In an effort to bring some clarity the ongoing debate, Hedlund and his colleagues in the Swedish Lumbar Spine Study Group enrolled 294 patients (144 female, 150 male) with chronic low back pain of at least two years’ duration with radiographs showing degenerative disc disease. The patients were randomised to either lumbar fusion or standard physiotherapy. Hedlund only presented patients following randomisation, and noted that 26% of physiotherapy patients were eventually operated on, but were not included in the fusion group.
“This represents the largest study with the longest follow up thus far conducted, and is also the one with highest follow up rate so far presented—92%—unique for a long-term study”, Hedlund told Spinal News International. “This allows far stronger conclusions than in previous studies, which are characterised by low follow up rates.”
The primary outcome measure used was patient global assessment. Also used were Oswestry Disability Index (ODI) scores, visual analogue scale (VAS) pain scores, Zung depression index, medication use, pain frequency and ability to work.
Sixty-five per cent of fusion patients reported either “better” (39%) or “much better” (26%) global assessment scores compared to just 37% of the patients in the physiotherapy group (26% “better” and 11% “much better”) (p=0.044). However, Hedlund reported that both groups improved in all secondary outcome variables to similar levels at 13 years. ODI scores for the fusion group show an improvement of 11 points, while VAS back pain scores improved by 18 points. Working status (full- or part-time work) did not differ significantly between the two groups, improving from 21% at baseline to 38% after 13 years in the fusion group, compared with 24% up to 41% in the physiotherapy group. Furthermore, 43% of patients in the fusion group and 41% in the physiotherapy group reported “always” having pain (p=0.95) at 13-year follow up.

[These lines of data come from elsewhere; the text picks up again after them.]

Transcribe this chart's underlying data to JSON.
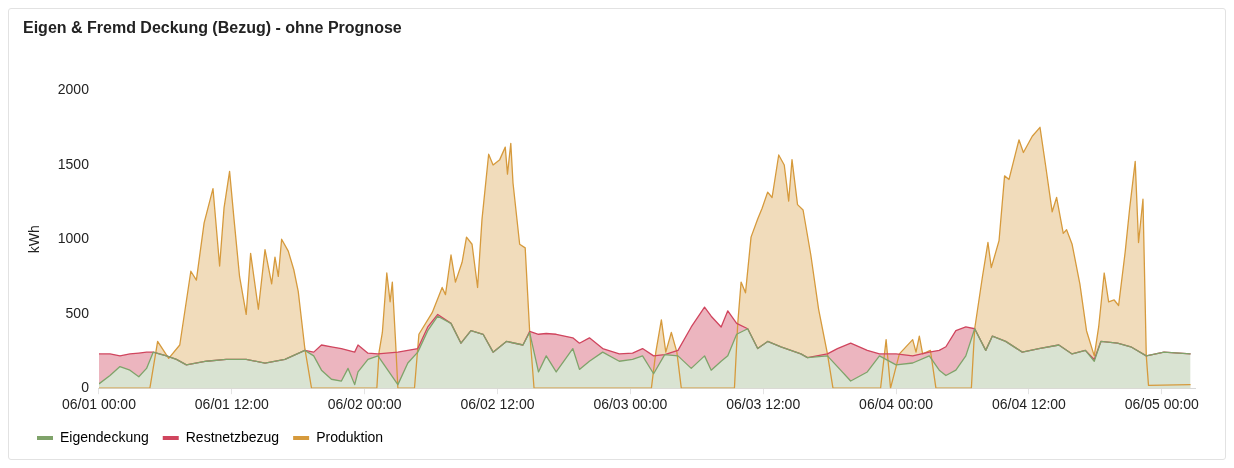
{
  "chart_data": {
    "type": "area",
    "title": "Eigen & Fremd Deckung (Bezug) - ohne Prognose",
    "ylabel": "kWh",
    "stacked": true,
    "grid": false,
    "legend": "bottom left",
    "xlim": [
      "--06-01T00:00",
      "--06-05T03:00"
    ],
    "xticks": [
      {
        "value": "--06-01T00:00",
        "label": "06/01 00:00"
      },
      {
        "value": "--06-01T12:00",
        "label": "06/01 12:00"
      },
      {
        "value": "--06-02T00:00",
        "label": "06/02 00:00"
      },
      {
        "value": "--06-02T12:00",
        "label": "06/02 12:00"
      },
      {
        "value": "--06-03T00:00",
        "label": "06/03 00:00"
      },
      {
        "value": "--06-03T12:00",
        "label": "06/03 12:00"
      },
      {
        "value": "--06-04T00:00",
        "label": "06/04 00:00"
      },
      {
        "value": "--06-04T12:00",
        "label": "06/04 12:00"
      },
      {
        "value": "--06-05T00:00",
        "label": "06/05 00:00"
      }
    ],
    "ylim": [
      0,
      2000
    ],
    "yticks": [
      0,
      500,
      1000,
      1500,
      2000
    ],
    "x": [
      "--06-01T00:00",
      "--06-01T01:00",
      "--06-01T01:54",
      "--06-01T02:48",
      "--06-01T03:36",
      "--06-01T04:18",
      "--06-01T04:54",
      "--06-01T06:06",
      "--06-01T07:00",
      "--06-01T07:54",
      "--06-01T09:42",
      "--06-01T11:30",
      "--06-01T13:18",
      "--06-01T15:00",
      "--06-01T16:48",
      "--06-01T18:36",
      "--06-01T19:24",
      "--06-01T20:06",
      "--06-01T21:00",
      "--06-01T21:54",
      "--06-01T22:30",
      "--06-01T23:06",
      "--06-01T23:24",
      "--06-02T00:18",
      "--06-02T01:12",
      "--06-02T03:00",
      "--06-02T03:54",
      "--06-02T04:48",
      "--06-02T05:42",
      "--06-02T06:36",
      "--06-02T07:48",
      "--06-02T08:42",
      "--06-02T09:36",
      "--06-02T10:42",
      "--06-02T11:36",
      "--06-02T12:48",
      "--06-02T14:18",
      "--06-02T14:54",
      "--06-02T15:42",
      "--06-02T16:24",
      "--06-02T17:18",
      "--06-02T18:48",
      "--06-02T19:24",
      "--06-02T20:18",
      "--06-02T21:30",
      "--06-02T23:00",
      "--06-03T00:12",
      "--06-03T01:06",
      "--06-03T02:06",
      "--06-03T03:06",
      "--06-03T04:18",
      "--06-03T05:30",
      "--06-03T06:42",
      "--06-03T07:18",
      "--06-03T08:12",
      "--06-03T08:48",
      "--06-03T09:36",
      "--06-03T10:36",
      "--06-03T11:30",
      "--06-03T12:24",
      "--06-03T13:36",
      "--06-03T15:24",
      "--06-03T16:00",
      "--06-03T17:48",
      "--06-03T18:42",
      "--06-03T19:54",
      "--06-03T21:24",
      "--06-03T22:30",
      "--06-04T00:00",
      "--06-04T01:30",
      "--06-04T03:00",
      "--06-04T03:54",
      "--06-04T04:30",
      "--06-04T05:24",
      "--06-04T06:18",
      "--06-04T07:06",
      "--06-04T08:06",
      "--06-04T08:42",
      "--06-04T09:54",
      "--06-04T11:24",
      "--06-04T12:54",
      "--06-04T14:42",
      "--06-04T15:54",
      "--06-04T17:06",
      "--06-04T17:54",
      "--06-04T18:30",
      "--06-04T20:00",
      "--06-04T21:12",
      "--06-04T22:36",
      "--06-05T00:12",
      "--06-05T02:36"
    ],
    "series": [
      {
        "name": "Eigendeckung",
        "color": "#7fa36a",
        "values": [
          29,
          85,
          145,
          121,
          77,
          133,
          242,
          217,
          193,
          157,
          181,
          193,
          193,
          169,
          193,
          254,
          217,
          121,
          60,
          48,
          133,
          24,
          109,
          193,
          217,
          24,
          169,
          242,
          386,
          483,
          435,
          302,
          386,
          362,
          242,
          314,
          290,
          374,
          109,
          217,
          109,
          266,
          126,
          181,
          242,
          181,
          193,
          217,
          97,
          225,
          217,
          133,
          217,
          121,
          181,
          217,
          362,
          399,
          266,
          314,
          278,
          230,
          205,
          217,
          145,
          48,
          109,
          217,
          157,
          169,
          217,
          121,
          85,
          121,
          217,
          399,
          254,
          350,
          314,
          242,
          266,
          290,
          230,
          254,
          181,
          314,
          302,
          278,
          217,
          242,
          230
        ]
      },
      {
        "name": "Restnetzbezug",
        "color": "#d0455e",
        "values": [
          201,
          145,
          72,
          109,
          159,
          109,
          0,
          0,
          0,
          0,
          0,
          0,
          0,
          0,
          0,
          0,
          25,
          169,
          218,
          218,
          121,
          218,
          181,
          42,
          13,
          218,
          85,
          24,
          25,
          12,
          0,
          0,
          0,
          0,
          0,
          0,
          0,
          7,
          253,
          150,
          253,
          72,
          176,
          157,
          24,
          49,
          43,
          49,
          120,
          0,
          37,
          278,
          327,
          362,
          230,
          302,
          73,
          0,
          0,
          0,
          0,
          0,
          0,
          13,
          121,
          254,
          145,
          13,
          73,
          48,
          25,
          133,
          193,
          265,
          194,
          0,
          0,
          0,
          0,
          0,
          0,
          0,
          0,
          0,
          12,
          0,
          0,
          0,
          0,
          0,
          0
        ]
      },
      {
        "name": "Produktion",
        "color": "#d69a3c",
        "type": "line",
        "x": [
          "--06-01T00:00",
          "--06-01T04:36",
          "--06-01T05:18",
          "--06-01T06:18",
          "--06-01T07:18",
          "--06-01T08:18",
          "--06-01T08:48",
          "--06-01T09:30",
          "--06-01T10:18",
          "--06-01T10:54",
          "--06-01T11:18",
          "--06-01T11:48",
          "--06-01T12:12",
          "--06-01T12:42",
          "--06-01T13:18",
          "--06-01T13:42",
          "--06-01T14:24",
          "--06-01T15:00",
          "--06-01T15:36",
          "--06-01T15:54",
          "--06-01T16:12",
          "--06-01T16:30",
          "--06-01T17:06",
          "--06-01T17:36",
          "--06-01T18:00",
          "--06-01T18:36",
          "--06-01T19:12",
          "--06-02T01:06",
          "--06-02T01:18",
          "--06-02T01:36",
          "--06-02T02:00",
          "--06-02T02:18",
          "--06-02T02:30",
          "--06-02T02:48",
          "--06-02T03:00",
          "--06-02T04:30",
          "--06-02T04:54",
          "--06-02T06:06",
          "--06-02T07:00",
          "--06-02T07:18",
          "--06-02T07:48",
          "--06-02T08:12",
          "--06-02T08:48",
          "--06-02T09:12",
          "--06-02T09:42",
          "--06-02T10:12",
          "--06-02T10:36",
          "--06-02T11:12",
          "--06-02T11:36",
          "--06-02T12:12",
          "--06-02T12:42",
          "--06-02T12:54",
          "--06-02T13:12",
          "--06-02T13:24",
          "--06-02T14:00",
          "--06-02T14:30",
          "--06-02T14:54",
          "--06-02T15:18",
          "--06-03T01:54",
          "--06-03T02:18",
          "--06-03T02:48",
          "--06-03T03:12",
          "--06-03T03:42",
          "--06-03T04:12",
          "--06-03T04:36",
          "--06-03T09:24",
          "--06-03T09:42",
          "--06-03T10:00",
          "--06-03T10:24",
          "--06-03T10:54",
          "--06-03T11:30",
          "--06-03T11:54",
          "--06-03T12:24",
          "--06-03T12:48",
          "--06-03T13:24",
          "--06-03T13:54",
          "--06-03T14:18",
          "--06-03T14:36",
          "--06-03T15:06",
          "--06-03T15:36",
          "--06-03T16:18",
          "--06-03T17:00",
          "--06-03T17:48",
          "--06-03T18:18",
          "--06-03T22:36",
          "--06-03T23:06",
          "--06-03T23:30",
          "--06-04T00:18",
          "--06-04T01:30",
          "--06-04T01:48",
          "--06-04T02:06",
          "--06-04T02:24",
          "--06-04T03:06",
          "--06-04T03:36",
          "--06-04T06:48",
          "--06-04T07:06",
          "--06-04T07:48",
          "--06-04T08:18",
          "--06-04T08:36",
          "--06-04T09:18",
          "--06-04T09:48",
          "--06-04T10:12",
          "--06-04T11:06",
          "--06-04T11:30",
          "--06-04T12:18",
          "--06-04T13:00",
          "--06-04T13:30",
          "--06-04T14:06",
          "--06-04T14:30",
          "--06-04T15:06",
          "--06-04T15:24",
          "--06-04T15:54",
          "--06-04T16:36",
          "--06-04T17:12",
          "--06-04T17:54",
          "--06-04T18:18",
          "--06-04T18:48",
          "--06-04T19:12",
          "--06-04T19:42",
          "--06-04T20:06",
          "--06-04T20:42",
          "--06-04T21:06",
          "--06-04T21:36",
          "--06-04T21:54",
          "--06-04T22:18",
          "--06-04T22:36",
          "--06-04T22:48",
          "--06-05T02:36"
        ],
        "values": [
          0,
          0,
          314,
          200,
          290,
          785,
          725,
          1110,
          1340,
          820,
          1210,
          1455,
          1135,
          750,
          495,
          905,
          530,
          930,
          700,
          880,
          750,
          1000,
          920,
          795,
          650,
          265,
          0,
          0,
          242,
          374,
          773,
          580,
          712,
          302,
          0,
          0,
          362,
          507,
          676,
          628,
          894,
          712,
          845,
          1014,
          966,
          676,
          1135,
          1570,
          1498,
          1534,
          1618,
          1437,
          1643,
          1377,
          966,
          942,
          386,
          0,
          0,
          242,
          459,
          242,
          374,
          242,
          0,
          0,
          435,
          712,
          640,
          1014,
          1135,
          1208,
          1316,
          1280,
          1565,
          1498,
          1256,
          1534,
          1232,
          1196,
          894,
          531,
          230,
          0,
          0,
          326,
          0,
          230,
          326,
          242,
          350,
          230,
          254,
          0,
          0,
          399,
          748,
          978,
          809,
          990,
          1425,
          1401,
          1667,
          1582,
          1691,
          1751,
          1498,
          1184,
          1280,
          1039,
          1063,
          966,
          700,
          386,
          217,
          411,
          773,
          580,
          592,
          555,
          918,
          1208,
          1522,
          978,
          1268,
          217,
          19,
          24
        ]
      }
    ]
  }
}
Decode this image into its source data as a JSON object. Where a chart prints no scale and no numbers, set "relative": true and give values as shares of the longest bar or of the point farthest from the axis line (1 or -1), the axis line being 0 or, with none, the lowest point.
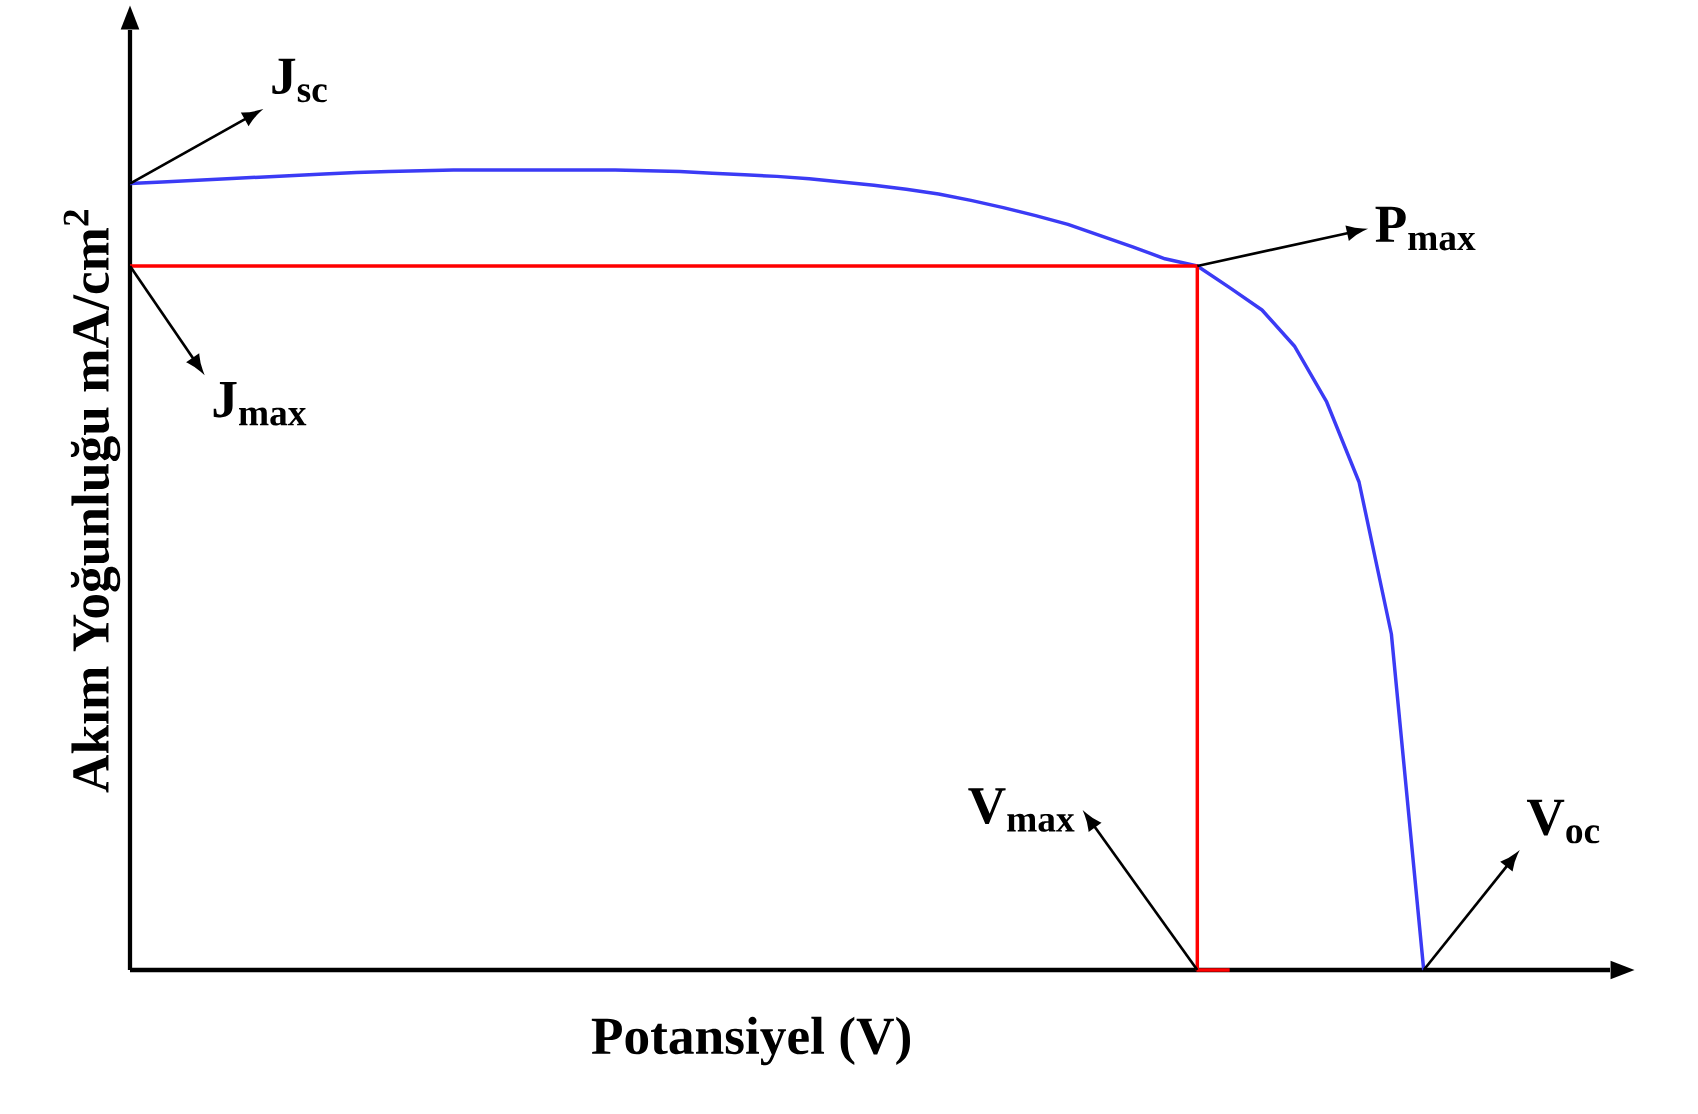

Compared with previous studies, the Group’s results found “a better global assessment for fusion than for conservative treatment in contrast to a combined British-Norwegian study,” (Mannion et al 2013). Hedlund also told delegates that the marginal improvements in pain levels and disability found by his Group were similar to those found by Mannion et al, as well as to those found by other systematic reviews.
“Patient global assessment was better for the fusion group than for the physiotherapy group, despite similar pain, functional ability and working status,” said Hedlund. “From a patient’s perspective, lumbar fusion can still be considered a valid treatment option for chronic low back pain. However, substantial remaining pain and disability should be expected after fusion.”